The PM declared more than once that hate crime would be met “with the full force of the law”.
Starmer, after describing some of the horrors faced by both Jews and Palestinians, said “the House must strive to speak with one voice”.
One could see what he meant, and Sunak agreed with him, but if this dictum were to be taken literally, it would mean the death of parliamentary debate, and render it impossible to raise to discuss any contentious aspect of the present crisis.

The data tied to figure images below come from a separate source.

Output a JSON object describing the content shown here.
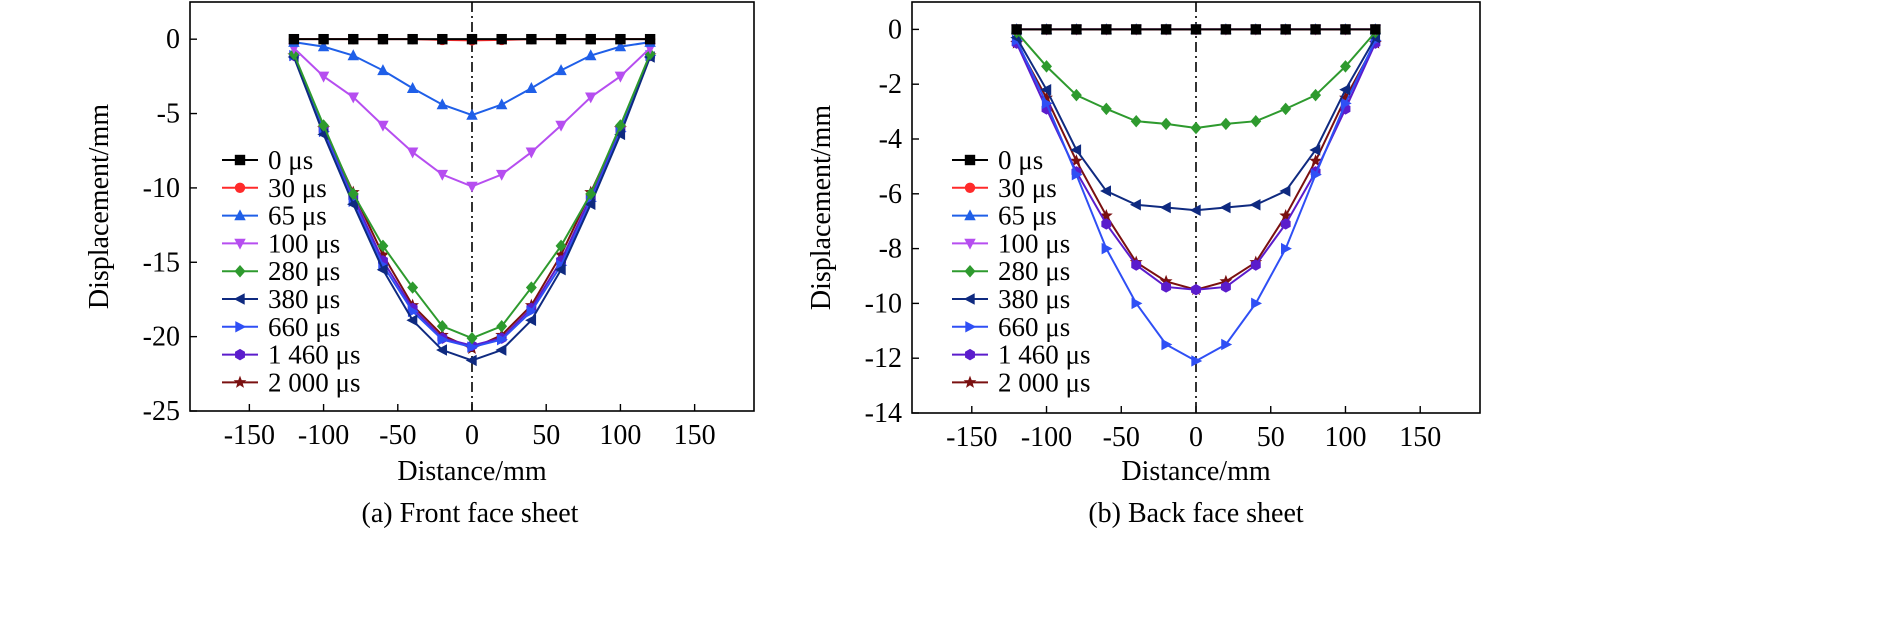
{
  "charts": [
    {
      "caption": "(a) Front face sheet",
      "chart_data": {
        "type": "line",
        "xlabel": "Distance/mm",
        "ylabel": "Displacement/mm",
        "xlim": [
          -190,
          190
        ],
        "ylim": [
          -25,
          2.5
        ],
        "xticks": [
          -150,
          -100,
          -50,
          0,
          50,
          100,
          150
        ],
        "yticks": [
          -25,
          -20,
          -15,
          -10,
          -5,
          0
        ],
        "x": [
          -120,
          -100,
          -80,
          -60,
          -40,
          -20,
          0,
          20,
          40,
          60,
          80,
          100,
          120
        ],
        "grid": false,
        "legend_position": "center-left",
        "reference_line": {
          "x": 0,
          "style": "dash-dot"
        },
        "series": [
          {
            "name": "0 μs",
            "color": "#000000",
            "marker": "square",
            "values": [
              0,
              0,
              0,
              0,
              0,
              0,
              0,
              0,
              0,
              0,
              0,
              0,
              0
            ]
          },
          {
            "name": "30 μs",
            "color": "#ff2a2a",
            "marker": "circle",
            "values": [
              0,
              0,
              0,
              0,
              0,
              -0.05,
              -0.08,
              -0.05,
              0,
              0,
              0,
              0,
              0
            ]
          },
          {
            "name": "65 μs",
            "color": "#1f5fe8",
            "marker": "triangle-up",
            "values": [
              -0.2,
              -0.5,
              -1.1,
              -2.1,
              -3.3,
              -4.4,
              -5.1,
              -4.4,
              -3.3,
              -2.1,
              -1.1,
              -0.5,
              -0.2
            ]
          },
          {
            "name": "100 μs",
            "color": "#b64ef0",
            "marker": "triangle-down",
            "values": [
              -0.6,
              -2.5,
              -3.9,
              -5.8,
              -7.6,
              -9.1,
              -9.9,
              -9.1,
              -7.6,
              -5.8,
              -3.9,
              -2.5,
              -0.6
            ]
          },
          {
            "name": "280 μs",
            "color": "#2e9a2e",
            "marker": "diamond",
            "values": [
              -1.0,
              -5.8,
              -10.4,
              -13.9,
              -16.7,
              -19.3,
              -20.1,
              -19.3,
              -16.7,
              -13.9,
              -10.4,
              -5.8,
              -1.0
            ]
          },
          {
            "name": "380 μs",
            "color": "#0f2a80",
            "marker": "triangle-left",
            "values": [
              -1.2,
              -6.4,
              -11.1,
              -15.5,
              -18.9,
              -20.9,
              -21.6,
              -20.9,
              -18.9,
              -15.5,
              -11.1,
              -6.4,
              -1.2
            ]
          },
          {
            "name": "660 μs",
            "color": "#2f4ff5",
            "marker": "triangle-right",
            "values": [
              -1.1,
              -6.2,
              -10.9,
              -15.2,
              -18.3,
              -20.2,
              -20.7,
              -20.2,
              -18.3,
              -15.2,
              -10.9,
              -6.2,
              -1.1
            ]
          },
          {
            "name": "1 460 μs",
            "color": "#5b1ccc",
            "marker": "hexagon",
            "values": [
              -1.1,
              -6.1,
              -10.6,
              -14.9,
              -18.1,
              -20.1,
              -20.6,
              -20.1,
              -18.1,
              -14.9,
              -10.6,
              -6.1,
              -1.1
            ]
          },
          {
            "name": "2 000 μs",
            "color": "#7a1010",
            "marker": "star",
            "values": [
              -1.1,
              -6.0,
              -10.3,
              -14.5,
              -17.9,
              -19.9,
              -20.8,
              -19.9,
              -17.9,
              -14.5,
              -10.3,
              -6.0,
              -1.1
            ]
          }
        ]
      }
    },
    {
      "caption": "(b) Back face sheet",
      "chart_data": {
        "type": "line",
        "xlabel": "Distance/mm",
        "ylabel": "Displacement/mm",
        "xlim": [
          -190,
          190
        ],
        "ylim": [
          -14,
          1
        ],
        "xticks": [
          -150,
          -100,
          -50,
          0,
          50,
          100,
          150
        ],
        "yticks": [
          -14,
          -12,
          -10,
          -8,
          -6,
          -4,
          -2,
          0
        ],
        "x": [
          -120,
          -100,
          -80,
          -60,
          -40,
          -20,
          0,
          20,
          40,
          60,
          80,
          100,
          120
        ],
        "grid": false,
        "legend_position": "center-left",
        "reference_line": {
          "x": 0,
          "style": "dash-dot"
        },
        "series": [
          {
            "name": "0 μs",
            "color": "#000000",
            "marker": "square",
            "values": [
              0,
              0,
              0,
              0,
              0,
              0,
              0,
              0,
              0,
              0,
              0,
              0,
              0
            ]
          },
          {
            "name": "30 μs",
            "color": "#ff2a2a",
            "marker": "circle",
            "values": [
              0,
              0,
              0,
              0,
              0,
              0,
              0,
              0,
              0,
              0,
              0,
              0,
              0
            ]
          },
          {
            "name": "65 μs",
            "color": "#1f5fe8",
            "marker": "triangle-up",
            "values": [
              0,
              0,
              0,
              0,
              0,
              0,
              0,
              0,
              0,
              0,
              0,
              0,
              0
            ]
          },
          {
            "name": "100 μs",
            "color": "#b64ef0",
            "marker": "triangle-down",
            "values": [
              0,
              0,
              0,
              0,
              0,
              0,
              0,
              0,
              0,
              0,
              0,
              0,
              0
            ]
          },
          {
            "name": "280 μs",
            "color": "#2e9a2e",
            "marker": "diamond",
            "values": [
              -0.1,
              -1.35,
              -2.4,
              -2.9,
              -3.35,
              -3.45,
              -3.6,
              -3.45,
              -3.35,
              -2.9,
              -2.4,
              -1.35,
              -0.1
            ]
          },
          {
            "name": "380 μs",
            "color": "#0f2a80",
            "marker": "triangle-left",
            "values": [
              -0.3,
              -2.2,
              -4.4,
              -5.9,
              -6.4,
              -6.5,
              -6.6,
              -6.5,
              -6.4,
              -5.9,
              -4.4,
              -2.2,
              -0.3
            ]
          },
          {
            "name": "660 μs",
            "color": "#2f4ff5",
            "marker": "triangle-right",
            "values": [
              -0.4,
              -2.7,
              -5.3,
              -8.0,
              -10.0,
              -11.5,
              -12.1,
              -11.5,
              -10.0,
              -8.0,
              -5.3,
              -2.7,
              -0.4
            ]
          },
          {
            "name": "1 460 μs",
            "color": "#5b1ccc",
            "marker": "hexagon",
            "values": [
              -0.5,
              -2.9,
              -5.2,
              -7.1,
              -8.6,
              -9.4,
              -9.5,
              -9.4,
              -8.6,
              -7.1,
              -5.2,
              -2.9,
              -0.5
            ]
          },
          {
            "name": "2 000 μs",
            "color": "#7a1010",
            "marker": "star",
            "values": [
              -0.5,
              -2.5,
              -4.8,
              -6.8,
              -8.5,
              -9.2,
              -9.5,
              -9.2,
              -8.5,
              -6.8,
              -4.8,
              -2.5,
              -0.5
            ]
          }
        ]
      }
    }
  ]
}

Stephen Crabb (Con, Preseli Pembrokeshire) complained that “last night sections of the British media were reporting as fact” that it was Israeli rockets which hit the al-Ahli Hospital, observed that “the outpouring of Jew hate on social media overnight was vile”, and invited the PM to agree that “any information coming from Hamas must be treated with a degree of scrutiny and cross-examination”.
Sunak, who naturally agreed with this, added that “we don’t treat what comes out of the Kremlin as gospel truth”: an interesting parallel.
Martin Vickers (Con, Cleethorpes) called to laughter for “the dualling of the A15”, and various other transport projects, until, on saying “and finally Mr Speaker”, the Speaker ruled that the House had been given enough of “the AA Atlas”.
Mark Eastwood (Con, Dewsbury) called for investment in the Penistone railway line. The inglorious contest for new infrastructure has become even more vociferous since the HS2 cancellation.
Jill Mortimer, who won Hartlepool for the Conservatives in May 2021, told the House that “on Sunday, Terrence Carney, a 70-year-old Hartlepudlian, was murdered by an asylum seeker”.
She complained that her office “is besieged by asylum seekers, my staff are intimidated by young men”, called on the PM to ensure that “people who have no right to be here are expelled”, and concluded: “Enough is enough. I want these people out of Hartlepool now.”
Parliamentary debate, understood as the right to raise contentious subjects, has not perished.